Friday, April 13, 2012

The Third M: Money

I'm not above indulging in a bit of schadenfreude, so I have to admit that for me one of the silver linings of the economic crisis has been Alan Greenspan's remarkable fall from grace. As the boom of the late 1990s reached ever giddier heights (remember all that talk of Dow 36,000?), the former Federal Reserve chairman was feted by pundits and politicians across the political spectrum as the maestro of the market, who guided the economy with the confident self-assurance of a symphony conductor.

Fast-forward to October 2008, with the economy in shambles and the go-go days of Clintontime a distant memory. As stock market values plunged ever lower, foreclosures exploded, and millions of Americans found themselves thrown suddenly out of work, Greenspan appeared before the House Committee on Oversight and Government Reform to answer for the chaos. The committee chair, Rep. Henry Waxman (D-CA), was blunt in his questioning: “You had the authority to prevent irresponsible lending practices that led to the subprime mortgage crisis. You were advised to do so by many others...Do you feel that your ideology pushed you to make decisions that you wish you had not made?” Greenspan's reply: “Yes, I’ve found a flaw. I don’t know how significant or permanent it is. But I’ve been very distressed by that fact.”



According to a wide range of economists and politicians, Greenspan's cardinal sin was his failure to raise interest rates and hence the cost of borrowing, which encouraged reckless lending and speculation in the housing market. When that bubble burst, it brought the rest of the US and global economy down with it. On this widely held view, it was the Federal Reserve's misguided stewardship of the nation's money supply that lies at the root of the crisis - therefore, a correction in monetary policy (such as the Fed's repeated experiments in "quantitative easing") can go a long way of bringing us out of it.

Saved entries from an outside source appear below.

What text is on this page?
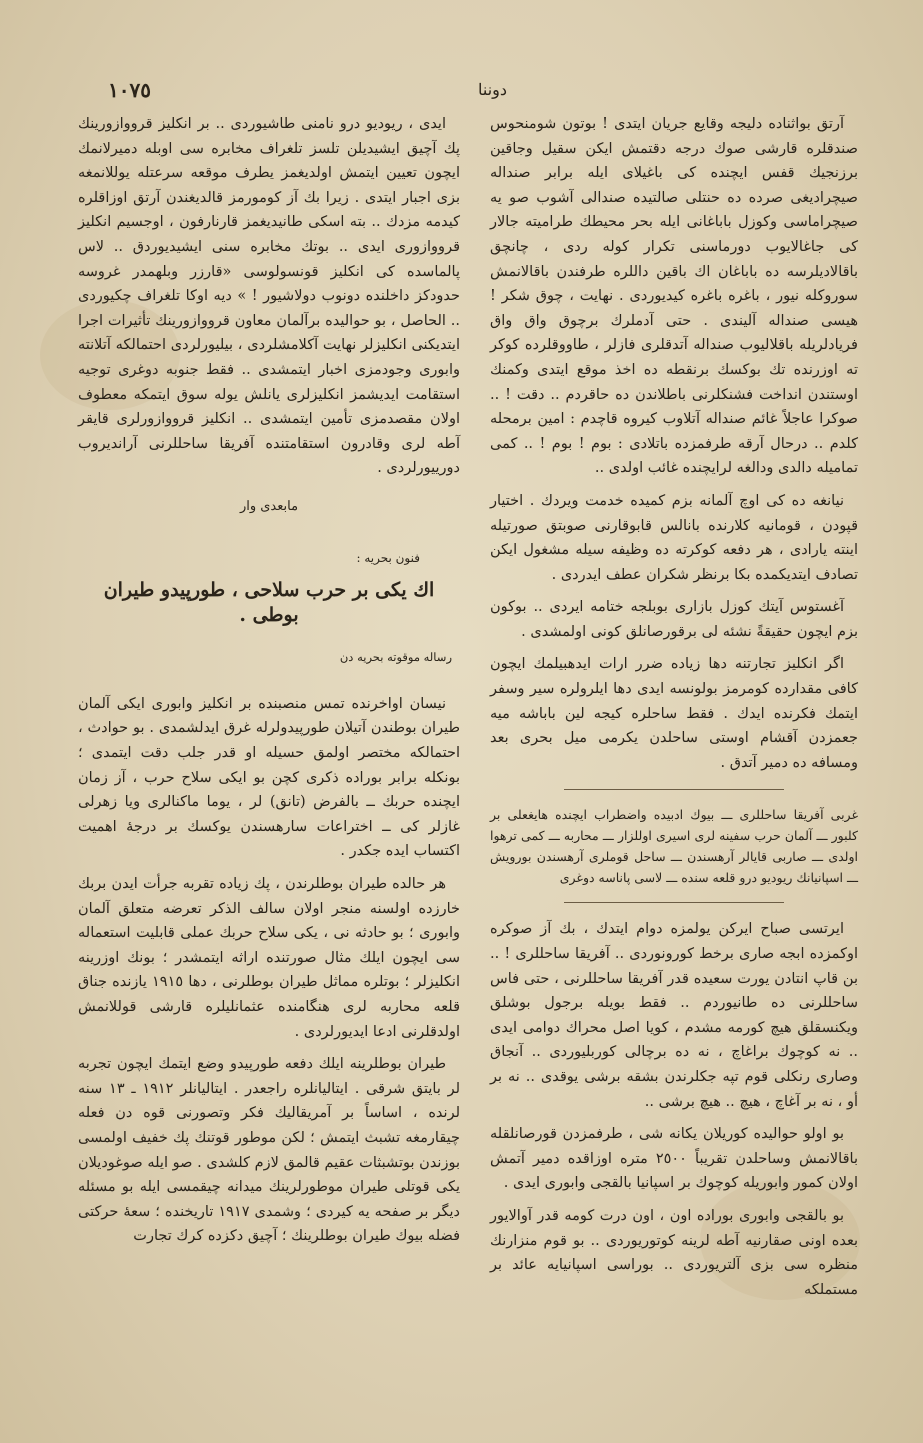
١٠٧٥	دوننا

آرتق بواثناده دليجه وقايع جريان ايتدى ! بوتون شومنحوس صندقلره قارشى صوك درجه دقتمش ايكن سقيل وجاقين برزنجيك قفس ايچنده كى باغيلاى ايله برابر صنداله صيچراديغى صرده ده حنتلى صالتيده صندالى آشوب صو يه صيچراماسى وكوزل باباغانى ايله بحر محيطك طراميته جالار كى جاغالايوب دورماسنى تكرار كوله ردى ، چانچق باقالاديلرسه ده باباغان اك باقين داللره طرفندن باقالانمش سوروكله نيور ، باغره باغره كيديوردى . نهايت ، چوق شكر ! هيسى صنداله آليندى . حتى آدملرك برچوق واق واق فريادلريله باقلاليوب صنداله آتدقلرى فازلر ، طاووقلرده كوكر ته اوزرنده تك بوكسك برنقطه ده اخذ موقع ايتدى وكمنك اوستندن انداخت فشنكلرنى باطلاندن ده حاقردم .. دقت ! .. صوكرا عاجلاً غائم صنداله آتلاوب كيروه قاچدم : امين برمحله كلدم .. درحال آرقه طرفمزده باتلادى : بوم ! بوم ! .. كمى تماميله دالدى ودالغه لرايچنده غائب اولدى ..

نيانغه ده كى اوچ آلمانه بزم كميده خدمت ويردك . اختيار قپودن ، قومانيه كلارنده بانالس قابوقارنى صوبتق صورتيله اينته يارادى ، هر دفعه كوكرته ده وظيفه سيله مشغول ايكن تصادف ايتديكمده بكا برنظر شكران عطف ايدردى .

آغستوس آيتك كوزل بازارى بوبلجه ختامه ايردى .. بوكون بزم ايچون حقيقةً نشئه لى برقورصانلق كونى اولمشدى .

اگر انكليز تجارتنه دها زياده ضرر ارات ايدهبيلمك ايچون كافى مقدارده كومرمز بولونسه ايدى دها ايلرولره سير وسفر ايتمك فكرنده ايدك . فقط ساحلره كيجه لين باباشه ميه جعمزدن آقشام اوستى ساحلدن يكرمى ميل بحرى بعد ومسافه ده دمير آتدق .

غربى آفريقا ساحللرى ـــ بيوك ادبيده واضطراب ايچنده هايغعلى بر كلبور ـــ آلمان حرب سفينه لرى اسيرى اوللزار ـــ محاربه ـــ كمى ترهوا اولدى ـــ صاربى قايالر آرهسندن ـــ ساحل قوملرى آرهسندن بورويش ـــ اسپانيانك ريوديو درو قلعه سنده ـــ لاسى پاناسه دوغرى

ايرتسى صباح ايركن يولمزه دوام ايتدك ، بك آز صوكره اوكمزده ابجه صارى برخط كورونوردى .. آفريقا ساحللرى ! .. بن قاپ انتادن يورت سعيده قدر آفريقا ساحللرنى ، حتى فاس ساحللرنى ده طانيوردم .. فقط بويله برجول بوشلق ويكنسقلق هيچ كورمه مشدم ، كويا اصل محراك دوامى ايدى .. نه كوچوك براغاچ ، نه ده برچالى كوربليوردى .. آنجاق وصارى رنكلى قوم تپه جكلرندن بشقه برشى يوقدى .. نه بر أو ، نه بر آغاچ ، هيچ .. هيچ برشى ..

بو اولو حواليده كوريلان يكانه شى ، طرفمزدن قورصانلقله باقالانمش وساحلدن تقريباً ٢٥٠٠ متره اوزاقده دمير آتمش اولان كمور وابوريله كوچوك بر اسپانيا بالقجى وابورى ايدى .

بو بالقجى وابورى بوراده اون ، اون درت كومه قدر آوالايور بعده اونى صقارنيه آطه لرينه كوتوريوردى .. بو قوم منزارنك منظره سى بزى آلتريوردى .. بوراسى اسپانيايه عائد بر مستملكه

ايدى ، ريوديو درو نامنى طاشيوردى .. بر انكليز قرووازورينك پك آچيق ايشيديلن تلسز تلغراف مخابره سى اوبله دميرلانمك ايچون تعيين ايتمش اولديغمز يطرف موقعه سرعتله يوللانمغه بزى اجبار ايتدى . زيرا بك آز كومورمز قالديغندن آرتق اوزاقلره كيدمه مزدك .. بته اسكى طانيديغمز قارنارفون ، اوجسيم انكليز قرووازورى ايدى .. بوتك مخابره سنى ايشيديوردق .. لاس پالماسده كى انكليز قونسولوسى «قارزر وبلهمدر غروسه حدودكز داخلنده دونوب دولاشيور ! » ديه اوكا تلغراف چكيوردى .. الحاصل ، بو حواليده برآلمان معاون قرووازورينك تأثيرات اجرا ايتديكنى انكليزلر نهايت آكلامشلردى ، بيليورلردى احتمالكه آتلانته وابورى وجودمزى اخبار ايتمشدى .. فقط جنوبه دوغرى توجيه استقامت ايديشمز انكليزلرى يانلش يوله سوق ايتمكه معطوف اولان مقصدمزى تأمين ايتمشدى .. انكليز قرووازورلرى قايقر آطه لرى وقادرون استقامتنده آفريقا ساحللرنى آرانديروب دورييورلردى .

مابعدى وار

فنون بحريه :

اك يكى بر حرب سلاحى ، طورپيدو طيران بوطى .

رساله موقوته بحريه دن

نيسان اواخرنده تمس منصبنده بر انكليز وابورى ايكى آلمان طيران بوطندن آتيلان طورپيدولرله غرق ايدلشمدى . بو حوادث ، احتمالكه مختصر اولمق حسيله او قدر جلب دقت ايتمدى ؛ بونكله برابر بوراده ذكرى كچن بو ايكى سلاح حرب ، آز زمان ايچنده حربك ــ بالفرض (تانق) لر ، يوما ماكنالرى ويا زهرلى غازلر كى ــ اختراعات سارهسندن يوكسك بر درجهٔ اهميت اكتساب ايده جكدر .

هر حالده طيران بوطلرندن ، پك زياده تقربه جرأت ايدن بربك خارزده اولسنه منجر اولان سالف الذكر تعرضه متعلق آلمان وابورى ؛ بو حادثه نى ، يكى سلاح حربك عملى قابليت استعماله سى ايچون ايلك مثال صورتنده اراثه ايتمشدر ؛ بونك اوزرينه انكليزلر ؛ بوتلره مماثل طيران بوطلرنى ، دها ١٩١٥ يازنده جناق قلعه محاربه لرى هنگامنده عثمانليلره قارشى قوللانمش اولدقلرنى ادعا ايديورلردى .

طيران بوطلرينه ايلك دفعه طورپيدو وضع ايتمك ايچون تجربه لر بايتق شرقى . ايتاليانلره راجعدر . ايتاليانلر ١٩١٢ ـ ١٣ سنه لرنده ، اساساً بر آمريقاليك فكر وتصورنى قوه دن فعله چيقارمغه تشبث ايتمش ؛ لكن موطور قوتنك پك خفيف اولمسى بوزندن بوتشبثات عقيم قالمق لازم كلشدى . صو ايله صوغوديلان يكى قوتلى طيران موطورلرينك ميدانه چيقمسى ايله بو مسئله ديگر بر صفحه يه كيردى ؛ وشمدى ١٩١٧ تاريخنده ؛ سعهٔ حركتى فضله بيوك طيران بوطلرينك ؛ آچيق دكزده كرك تجارت
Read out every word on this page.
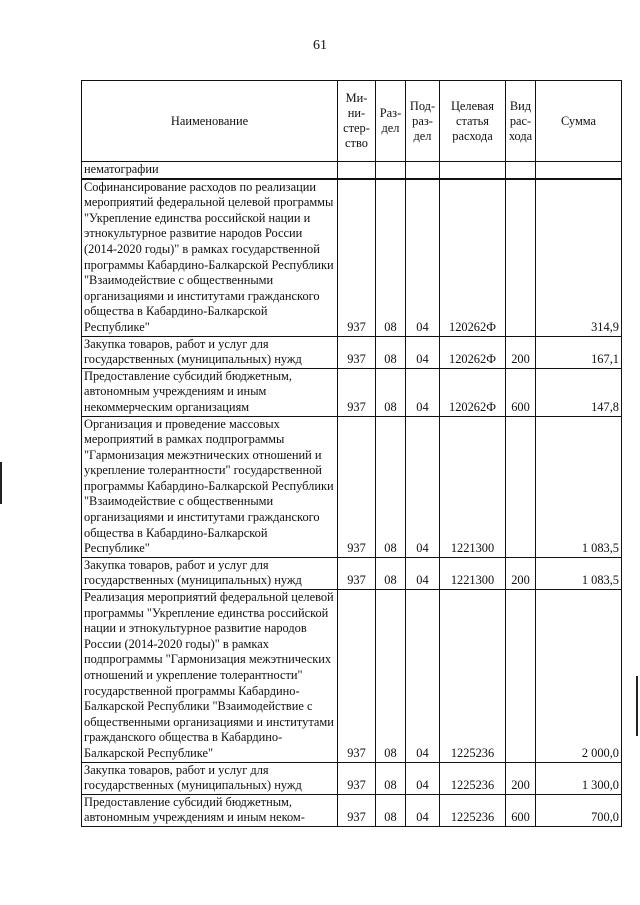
61
Наименование	Ми-ни-стер-ство	Раз-дел	Под-раз-дел	Целевая статья расхода	Вид рас-хода	Сумма
нематографии						
Софинансирование расходов по реализации мероприятий федеральной целевой программы "Укрепление единства российской нации и этнокультурное развитие народов России (2014-2020 годы)" в рамках государственной программы Кабардино-Балкарской Республики "Взаимодействие с общественными организациями и институтами гражданского общества в Кабардино-Балкарской Республике"	937	08	04	120262Ф		314,9
Закупка товаров, работ и услуг для государственных (муниципальных) нужд	937	08	04	120262Ф	200	167,1
Предоставление субсидий бюджетным, автономным учреждениям и иным некоммерческим организациям	937	08	04	120262Ф	600	147,8
Организация и проведение массовых мероприятий в рамках подпрограммы "Гармонизация межэтнических отношений и укрепление толерантности" государственной программы Кабардино-Балкарской Республики "Взаимодействие с общественными организациями и институтами гражданского общества в Кабардино-Балкарской Республике"	937	08	04	1221300		1 083,5
Закупка товаров, работ и услуг для государственных (муниципальных) нужд	937	08	04	1221300	200	1 083,5
Реализация мероприятий федеральной целевой программы "Укрепление единства российской нации и этнокультурное развитие народов России (2014-2020 годы)" в рамках подпрограммы "Гармонизация межэтнических отношений и укрепление толерантности" государственной программы Кабардино-Балкарской Республики "Взаимодействие с общественными организациями и институтами гражданского общества в Кабардино-Балкарской Республике"	937	08	04	1225236		2 000,0
Закупка товаров, работ и услуг для государственных (муниципальных) нужд	937	08	04	1225236	200	1 300,0
Предоставление субсидий бюджетным, автономным учреждениям и иным неком-	937	08	04	1225236	600	700,0
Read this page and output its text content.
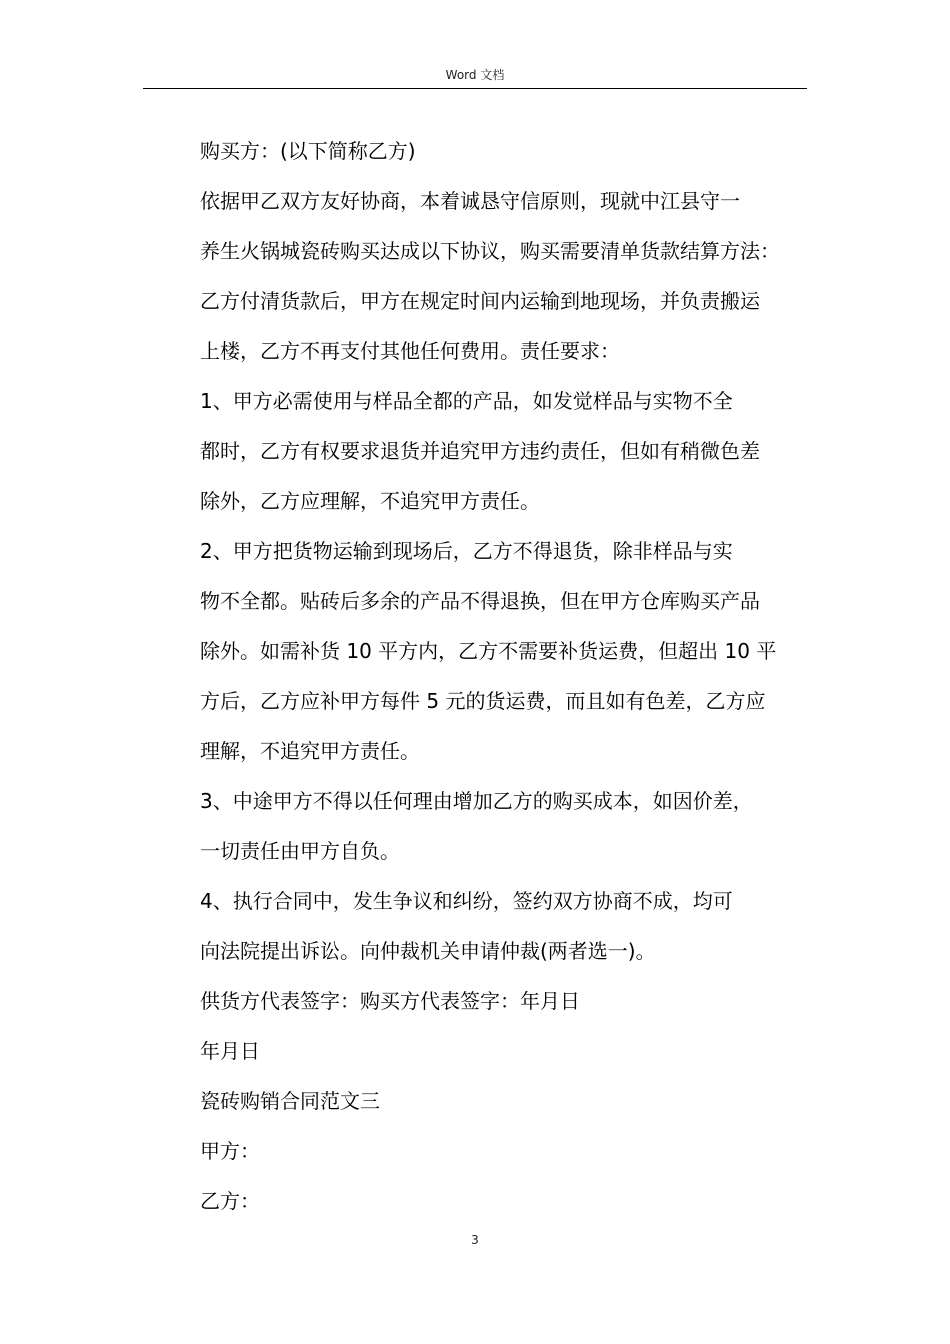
Word 文档

购买方：(以下简称乙方)

依据甲乙双方友好协商，本着诚恳守信原则，现就中江县守一
养生火锅城瓷砖购买达成以下协议，购买需要清单货款结算方法：
乙方付清货款后，甲方在规定时间内运输到地现场，并负责搬运
上楼，乙方不再支付其他任何费用。责任要求：

1、甲方必需使用与样品全都的产品，如发觉样品与实物不全
都时，乙方有权要求退货并追究甲方违约责任，但如有稍微色差
除外，乙方应理解，不追究甲方责任。

2、甲方把货物运输到现场后，乙方不得退货，除非样品与实
物不全都。贴砖后多余的产品不得退换，但在甲方仓库购买产品
除外。如需补货 10 平方内，乙方不需要补货运费，但超出 10 平
方后，乙方应补甲方每件 5 元的货运费，而且如有色差，乙方应
理解，不追究甲方责任。

3、中途甲方不得以任何理由增加乙方的购买成本，如因价差，
一切责任由甲方自负。

4、执行合同中，发生争议和纠纷，签约双方协商不成，均可
向法院提出诉讼。向仲裁机关申请仲裁(两者选一)。

供货方代表签字：购买方代表签字：年月日

年月日

瓷砖购销合同范文三

甲方：

乙方：

3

You guessed it: James Livingston has no truck with the monetary explanation of crisis. He concedes that the bursting of the housing bubble was the proximate cause of the Great Recession, just as widespread bank failures and the subsequent contraction of credit was the proximate cause of the Great Depression of the 1930s. Then as now, however, looking toward the money supply for explanation of the deep roots of crisis confuses symptoms with causes, and leads to public policy measures that do little to bring the economy out of its malaise.

Livingston makes the case with an historical analogy:

"If the proximate cause of the Great Depression was a 'great contraction of credit,' a great expansion of credit should explain the recovery of 1933 to 1937, just as it should explain what is called the recovery of 2009-2010. But in the 1930s, the banks folded and never returned to the table. Instead they bought government bonds and parked their assets with the Fed, increasing their loans and discounts a mere 8 percent between 1933 and 1937, from a baseline close to zero - while in the current crisis, the banks are again sitting it out because the value of their 'assets' is still in doubt. In the earlier recovery, price inflation was minimal because even as industrial output doubled, so currency devaluation accounts for almost nothing there. In the current so-called recovery, both inflation and investment are absent and a 9 percent to 10 percent unemployment rate persists, but the money supply has more than doubled. So it's hard to see why economists believe the money supply or a 'financial fix' explains much of anything, either as a cause or a cure for economic crisis." (28)


If Livingston is right, and monetarist explanations of crisis are fundamentally misguided, then why do you think they retain their influence in mainstream economic and political discourse? What are some possible alternative explanations?